Intel Rumors
The rumors are all over the place this morning about Apple talking to Intel. Who wants to bet that instead of running on Intel chips they are in talking to Intel about manufacture their chips? Yes, yes...darwin runs on x86. I know that. I just don't see how a move to Intel chips could possibly help in the short or long term when you take into account binary incompatibly.
What is Apple's biggest chip problem? Supply. Has been for quite some time...
Update: Sanity prevails!
3 Comments:
Old Motorola 68k code wouldn't be a problem; 68k emulation on Intel works well.
PowerPC code could be trickier, especially if it uses Altivec. Macintouch links to a tool that might help convert PPC binaries to x86.
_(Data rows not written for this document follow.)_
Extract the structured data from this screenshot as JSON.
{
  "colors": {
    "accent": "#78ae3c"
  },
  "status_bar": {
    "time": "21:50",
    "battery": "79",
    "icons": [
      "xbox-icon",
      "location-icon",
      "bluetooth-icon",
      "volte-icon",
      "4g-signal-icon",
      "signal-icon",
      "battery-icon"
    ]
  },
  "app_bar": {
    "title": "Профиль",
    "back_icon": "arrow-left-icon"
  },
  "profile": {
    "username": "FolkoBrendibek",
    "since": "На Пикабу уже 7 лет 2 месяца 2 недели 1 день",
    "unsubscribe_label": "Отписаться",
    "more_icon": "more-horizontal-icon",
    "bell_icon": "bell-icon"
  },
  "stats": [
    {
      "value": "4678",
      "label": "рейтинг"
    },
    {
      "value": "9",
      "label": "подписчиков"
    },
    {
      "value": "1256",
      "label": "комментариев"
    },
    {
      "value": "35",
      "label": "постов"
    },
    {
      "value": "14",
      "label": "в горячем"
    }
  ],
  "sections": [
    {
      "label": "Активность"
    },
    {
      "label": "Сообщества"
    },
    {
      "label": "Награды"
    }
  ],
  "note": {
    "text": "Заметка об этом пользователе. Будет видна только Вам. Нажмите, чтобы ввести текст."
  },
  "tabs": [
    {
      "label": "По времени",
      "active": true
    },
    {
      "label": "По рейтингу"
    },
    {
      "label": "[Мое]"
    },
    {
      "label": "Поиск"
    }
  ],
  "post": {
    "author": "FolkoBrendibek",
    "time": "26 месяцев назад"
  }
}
Actively developed applications shouldn't be a problem, except for little spots where they use AlitiVec or PPC assembly. If developers are using AltiVec through APIs like CoreImage, CoreVideo, and Accelerate, that should make it easy for Apple to change the underlying implementation to something that uses x86 or the PPC, depending on what the machine is.
Recompiling Cocoa apps for X86 should just be a matter of clicking some checkboxes in XCode. Similarly, by clicking some checkboxes in NeXT's IDE, you could build your app for four different CPU architectures at once. It could hardly have been easier.
By Jon Hendry, at 3:54 PM
Apple got tired of waiting around for video cards from ATI, and started supporting nVidia hardware.
Why shouldn't Apple's view of CPUs be the same? Perhaps there's a bit more software work to do up front, but once it's working then they're not depending on a monopoly supplier.
By Michael Z., at 8:32 AM
Well, John Gruber lays it out better than I could. A "bit more" work is a gross understatement though.